After a marathon 3.5 hour meeting, the Brookhaven Planning Commission voted unanimously to defer for 30 days taking action on the MARTA rezoning request needed for a proposed expansive mixed-use development at the Brookhaven-Oglethorpe station on Peachtree Road.

A rendering of the town green at the center of the proposed MARTA mixed-use development. The commissioners said they wanted several more answers from MARTA and Brookhaven City Center Partners, the developers for the project, on such issues as traffic mitigation and phasing of the project. Commissioners said they also wanted more time to digest and combine last-minute conditions made by city staff, MARTA and community members. The next meeting is set for Oct. 5.

Amanda Rhein, Senior Director of Transit Oriented Development and Real Estate for MARTA, said the commission’s decision was disappointing because MARTA is ready to move forward on the “milestone” project.

“But I think the request is reasonable and appreciate the opportunity to work out issues with staff and the community,” she said.

Many residents wore red shirts to the Sept. 7 Brookhaven Planning Commission to show opposition to the proposed MARTA transit oriented development. (Photo Dyana Bagby)

Many residents wore red shirts to the Sept. 7 Brookhaven Planning Commission to show opposition to the proposed MARTA transit oriented development. (Photo Dyana Bagby)

The proposed mixed-use development at the Brookhaven-Oglehtorpe station that borders Apple Valley Road, Dresden Drive and North Druid Hills Road includes a 125-room hotel, 547 residential units, nearly 56,000 square feet in retail space, 200,000 square feet of office space as well as small town center park on an approximate 15-acre site.

MARTA wants to used the massive parking lot that sits mostly empty to build the mixed-use development as a way to boost ridership and raise revenue.

The meeting was standing room only at Brookhaven City Hall with many people wearing red shirts to show their opposition to the project.

Mickey Roberts, who wore a red shirt to show his opposition to the project, said after the meeting he was pleasantly surprised to learn during the meeting that MARTA appeared to be agreeing with much of the requests made by the Fernwood Park Homeowners Association — a group of 72 residences located across Apple Valley Road from the proposed project.

“They really seemed … for the most part to accept our conditions,” he said. “In Fernwood, we’re all really worried about the traffic … but they say they will meet all guidelines.”

Among the requests the Fernwood HOA made to MARTA as part of its conditions to support the project, and that were agreed to by MARTA, include installing a sound barrier next to the planned food court to protect the neighborhood from noise and that there be no music after 10 p.m.

The HOA and other residents also wanted more specific design plans for the proposed eight-story office building, standing at 125 feet and fronting Peachtree Road, that they say will likely become the “iconic image of Brookhaven.”

Jessica Hill, attorney for the project, said the developers want to build an all-glass office building but that currently that design is not allowed in the Brookhaven-Peachtree Overlay District.
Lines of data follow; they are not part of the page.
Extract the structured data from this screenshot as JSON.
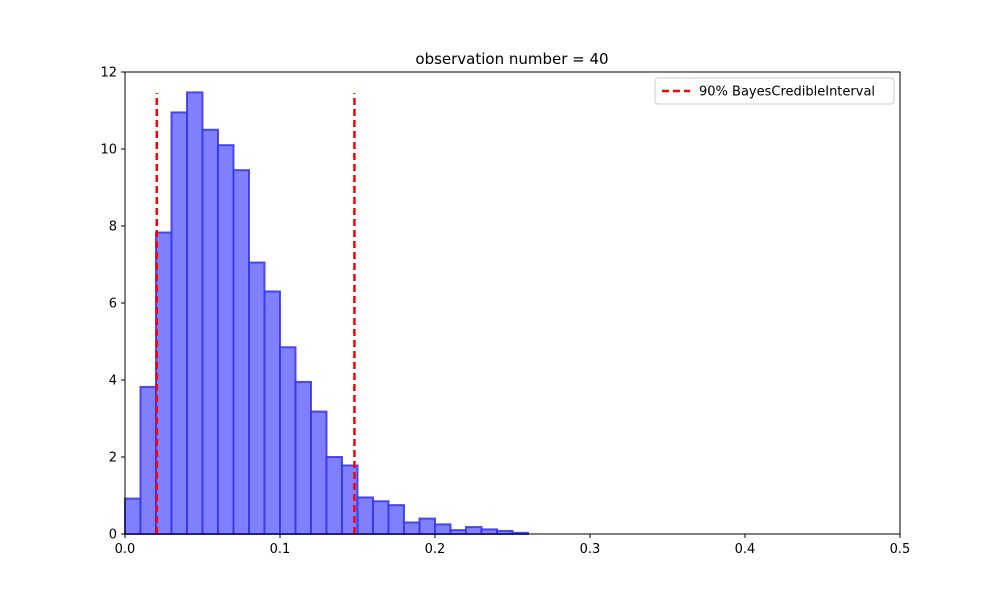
{
  "chart_data": {
    "type": "bar",
    "title": "observation number = 40",
    "xlabel": "",
    "ylabel": "",
    "xlim": [
      0,
      0.5
    ],
    "ylim": [
      0,
      12
    ],
    "x_ticks": [
      "0.0",
      "0.1",
      "0.2",
      "0.3",
      "0.4",
      "0.5"
    ],
    "y_ticks": [
      "0",
      "2",
      "4",
      "6",
      "8",
      "10",
      "12"
    ],
    "grid": false,
    "bin_width": 0.01,
    "bins": [
      {
        "start": 0.0,
        "value": 0.92
      },
      {
        "start": 0.01,
        "value": 3.82
      },
      {
        "start": 0.02,
        "value": 7.83
      },
      {
        "start": 0.03,
        "value": 10.95
      },
      {
        "start": 0.04,
        "value": 11.47
      },
      {
        "start": 0.05,
        "value": 10.5
      },
      {
        "start": 0.06,
        "value": 10.1
      },
      {
        "start": 0.07,
        "value": 9.45
      },
      {
        "start": 0.08,
        "value": 7.05
      },
      {
        "start": 0.09,
        "value": 6.3
      },
      {
        "start": 0.1,
        "value": 4.85
      },
      {
        "start": 0.11,
        "value": 3.95
      },
      {
        "start": 0.12,
        "value": 3.18
      },
      {
        "start": 0.13,
        "value": 2.0
      },
      {
        "start": 0.14,
        "value": 1.78
      },
      {
        "start": 0.15,
        "value": 0.95
      },
      {
        "start": 0.16,
        "value": 0.85
      },
      {
        "start": 0.17,
        "value": 0.75
      },
      {
        "start": 0.18,
        "value": 0.3
      },
      {
        "start": 0.19,
        "value": 0.4
      },
      {
        "start": 0.2,
        "value": 0.25
      },
      {
        "start": 0.21,
        "value": 0.1
      },
      {
        "start": 0.22,
        "value": 0.18
      },
      {
        "start": 0.23,
        "value": 0.12
      },
      {
        "start": 0.24,
        "value": 0.08
      },
      {
        "start": 0.25,
        "value": 0.03
      }
    ],
    "bar_fill": "#8080ff",
    "bar_edge": "#3333ee",
    "credible_interval": {
      "label": "90% BayesCredibleInterval",
      "lower": 0.0205,
      "upper": 0.148,
      "line_top": 11.45,
      "color": "#ff0000"
    },
    "legend_position": "top-right"
  }
}
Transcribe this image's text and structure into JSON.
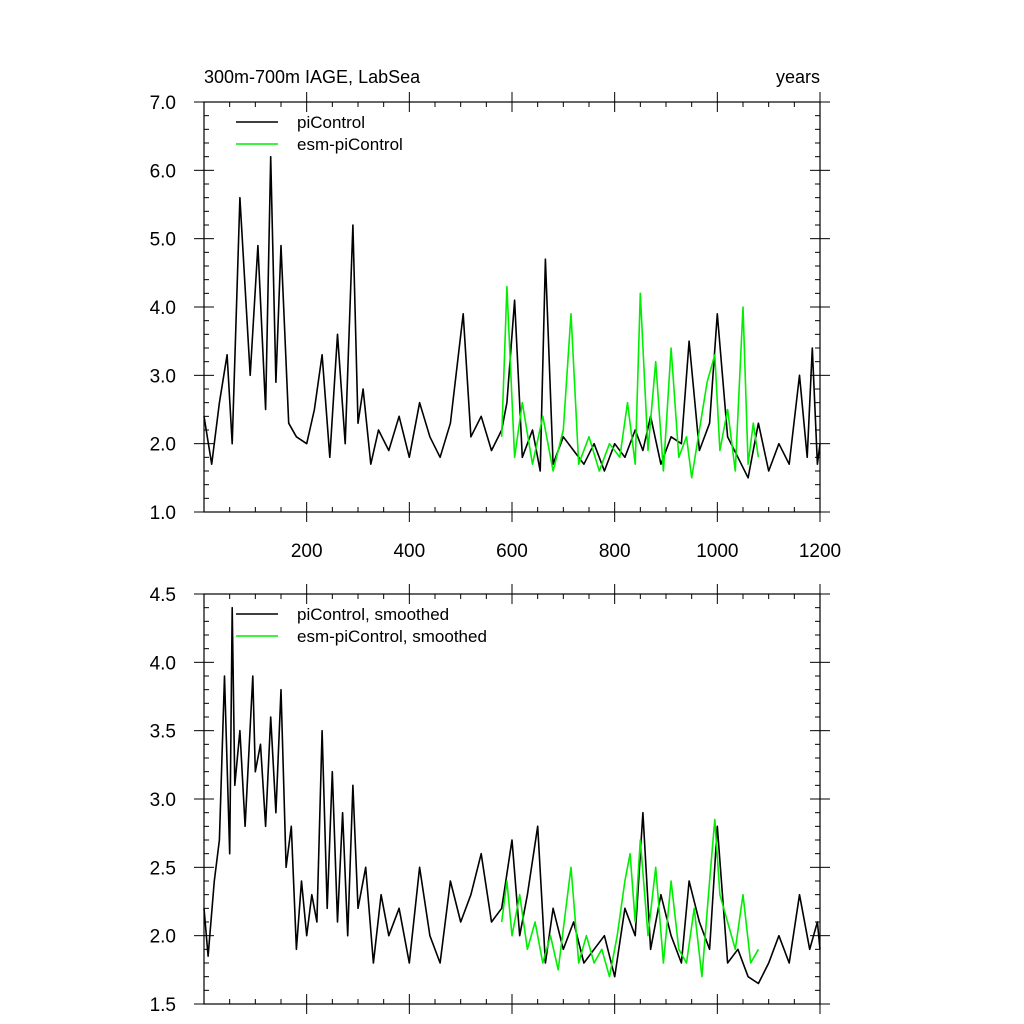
{
  "colors": {
    "piControl": "#000000",
    "esm_piControl": "#00ee00",
    "background": "#ffffff"
  },
  "chart_data": [
    {
      "type": "line",
      "title": "300m-700m IAGE, LabSea",
      "right_title": "years",
      "xlabel": "",
      "ylabel": "",
      "xlim": [
        0,
        1200
      ],
      "ylim": [
        1.0,
        7.0
      ],
      "xticks": [
        200,
        400,
        600,
        800,
        1000,
        1200
      ],
      "xtick_labels": [
        "200",
        "400",
        "600",
        "800",
        "1000",
        "1200"
      ],
      "yticks": [
        1.0,
        2.0,
        3.0,
        4.0,
        5.0,
        6.0,
        7.0
      ],
      "ytick_labels": [
        "1.0",
        "2.0",
        "3.0",
        "4.0",
        "5.0",
        "6.0",
        "7.0"
      ],
      "grid": false,
      "legend_position": "top-left",
      "series": [
        {
          "name": "piControl",
          "color": "#000000",
          "x": [
            0,
            15,
            30,
            45,
            55,
            70,
            90,
            105,
            120,
            130,
            140,
            150,
            165,
            180,
            200,
            215,
            230,
            245,
            260,
            275,
            290,
            300,
            310,
            325,
            340,
            360,
            380,
            400,
            420,
            440,
            460,
            480,
            505,
            520,
            540,
            560,
            580,
            590,
            605,
            620,
            640,
            655,
            665,
            680,
            700,
            720,
            740,
            760,
            780,
            800,
            820,
            840,
            855,
            870,
            890,
            910,
            930,
            945,
            965,
            985,
            1000,
            1020,
            1040,
            1060,
            1080,
            1100,
            1120,
            1140,
            1160,
            1175,
            1185,
            1195,
            1200
          ],
          "y": [
            2.4,
            1.7,
            2.6,
            3.3,
            2.0,
            5.6,
            3.0,
            4.9,
            2.5,
            6.2,
            2.9,
            4.9,
            2.3,
            2.1,
            2.0,
            2.5,
            3.3,
            1.8,
            3.6,
            2.0,
            5.2,
            2.3,
            2.8,
            1.7,
            2.2,
            1.9,
            2.4,
            1.8,
            2.6,
            2.1,
            1.8,
            2.3,
            3.9,
            2.1,
            2.4,
            1.9,
            2.2,
            2.6,
            4.1,
            1.8,
            2.2,
            1.6,
            4.7,
            1.7,
            2.1,
            1.9,
            1.7,
            2.0,
            1.6,
            2.0,
            1.8,
            2.2,
            1.9,
            2.4,
            1.7,
            2.1,
            2.0,
            3.5,
            1.9,
            2.3,
            3.9,
            2.1,
            1.8,
            1.5,
            2.3,
            1.6,
            2.0,
            1.7,
            3.0,
            1.8,
            3.4,
            1.7,
            2.0
          ]
        },
        {
          "name": "esm-piControl",
          "color": "#00ee00",
          "x": [
            580,
            590,
            605,
            620,
            640,
            660,
            680,
            700,
            715,
            730,
            750,
            770,
            790,
            810,
            825,
            840,
            850,
            865,
            880,
            895,
            910,
            925,
            940,
            950,
            965,
            980,
            995,
            1005,
            1020,
            1035,
            1050,
            1060,
            1070,
            1080
          ],
          "y": [
            2.1,
            4.3,
            1.8,
            2.6,
            1.7,
            2.4,
            1.6,
            2.2,
            3.9,
            1.7,
            2.1,
            1.6,
            2.0,
            1.8,
            2.6,
            1.7,
            4.2,
            1.9,
            3.2,
            1.6,
            3.4,
            1.8,
            2.1,
            1.5,
            2.2,
            2.9,
            3.3,
            1.9,
            2.5,
            1.6,
            4.0,
            1.7,
            2.3,
            1.8
          ]
        }
      ]
    },
    {
      "type": "line",
      "title": "",
      "xlabel": "",
      "ylabel": "",
      "xlim": [
        0,
        1200
      ],
      "ylim": [
        1.5,
        4.5
      ],
      "xticks": [
        200,
        400,
        600,
        800,
        1000,
        1200
      ],
      "xtick_labels": [],
      "yticks": [
        1.5,
        2.0,
        2.5,
        3.0,
        3.5,
        4.0,
        4.5
      ],
      "ytick_labels": [
        "1.5",
        "2.0",
        "2.5",
        "3.0",
        "3.5",
        "4.0",
        "4.5"
      ],
      "grid": false,
      "legend_position": "top-left",
      "series": [
        {
          "name": "piControl, smoothed",
          "color": "#000000",
          "x": [
            0,
            8,
            20,
            30,
            40,
            50,
            55,
            60,
            70,
            80,
            95,
            100,
            110,
            120,
            130,
            140,
            150,
            160,
            170,
            180,
            190,
            200,
            210,
            220,
            230,
            240,
            250,
            260,
            270,
            280,
            290,
            300,
            315,
            330,
            345,
            360,
            380,
            400,
            420,
            440,
            460,
            480,
            500,
            520,
            540,
            560,
            580,
            600,
            615,
            630,
            650,
            665,
            680,
            700,
            720,
            740,
            760,
            780,
            800,
            820,
            840,
            855,
            870,
            890,
            910,
            930,
            945,
            965,
            985,
            1000,
            1020,
            1040,
            1060,
            1080,
            1100,
            1120,
            1140,
            1160,
            1180,
            1195,
            1200
          ],
          "y": [
            2.2,
            1.85,
            2.4,
            2.7,
            3.9,
            2.6,
            4.4,
            3.1,
            3.5,
            2.8,
            3.9,
            3.2,
            3.4,
            2.8,
            3.6,
            2.9,
            3.8,
            2.5,
            2.8,
            1.9,
            2.4,
            2.0,
            2.3,
            2.1,
            3.5,
            2.2,
            3.2,
            2.1,
            2.9,
            2.0,
            3.1,
            2.2,
            2.5,
            1.8,
            2.3,
            2.0,
            2.2,
            1.8,
            2.5,
            2.0,
            1.8,
            2.4,
            2.1,
            2.3,
            2.6,
            2.1,
            2.2,
            2.7,
            2.0,
            2.3,
            2.8,
            1.8,
            2.2,
            1.9,
            2.1,
            1.8,
            1.9,
            2.0,
            1.7,
            2.2,
            2.0,
            2.9,
            1.9,
            2.3,
            2.0,
            1.8,
            2.4,
            2.1,
            1.9,
            2.8,
            1.8,
            1.9,
            1.7,
            1.65,
            1.8,
            2.0,
            1.8,
            2.3,
            1.9,
            2.1,
            1.9
          ]
        },
        {
          "name": "esm-piControl, smoothed",
          "color": "#00ee00",
          "x": [
            580,
            590,
            600,
            615,
            630,
            645,
            660,
            675,
            690,
            705,
            715,
            730,
            745,
            760,
            775,
            790,
            805,
            820,
            830,
            840,
            850,
            865,
            880,
            895,
            910,
            925,
            940,
            955,
            970,
            985,
            995,
            1005,
            1020,
            1035,
            1050,
            1065,
            1080
          ],
          "y": [
            2.1,
            2.4,
            2.0,
            2.3,
            1.9,
            2.1,
            1.8,
            2.0,
            1.75,
            2.2,
            2.5,
            1.8,
            2.0,
            1.8,
            1.9,
            1.7,
            2.0,
            2.4,
            2.6,
            2.1,
            2.7,
            2.0,
            2.5,
            1.8,
            2.4,
            1.9,
            1.8,
            2.2,
            1.7,
            2.4,
            2.85,
            2.3,
            2.1,
            1.9,
            2.3,
            1.8,
            1.9
          ]
        }
      ]
    }
  ]
}
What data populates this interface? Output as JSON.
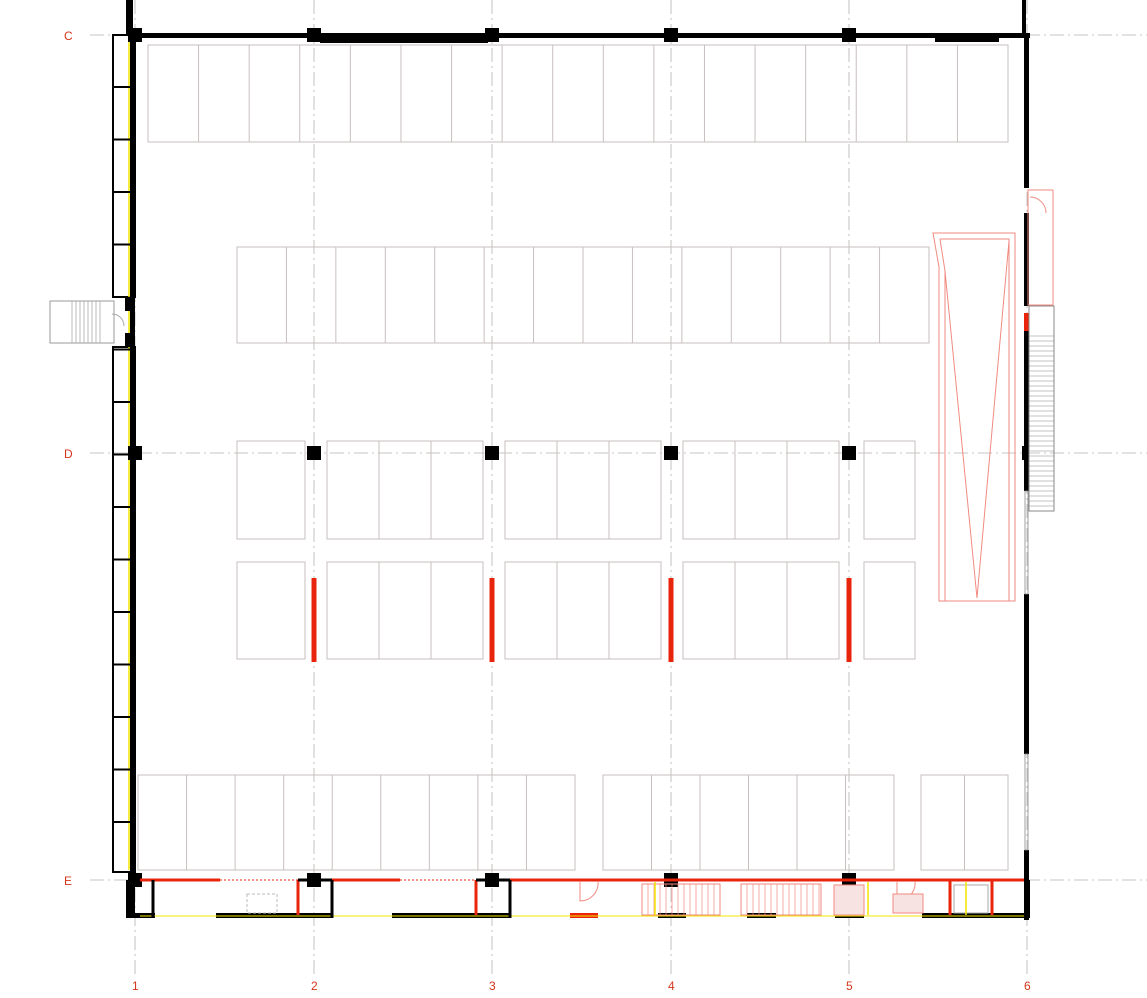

She said plans are for MARTA to ask for a variance after the rezoning request is approved which will allow for more public input into the project.

A rendering of the proposed glass office building fronting Peachtree Road.

A rendering of the proposed glass office building fronting Peachtree Road.

“The public will be involved … and the neighborhoods will get another bite at the apple because we will go through the variance process,” Hill said.

MARTA also agreed to conduct a parking study to ensure that 560 parking spaces for MARTA patrons is enough to handle the new development.

Other community demands included wanting more information about sewer capacity.

“We’re not NIMBYs,” said Brookhaven Heights resident Bill Robinson. “We would just like to see this be better. This is an iconic project …  and if we do it right, it will be wonderful. If we do it wrong, it will be a 99-year mistake.”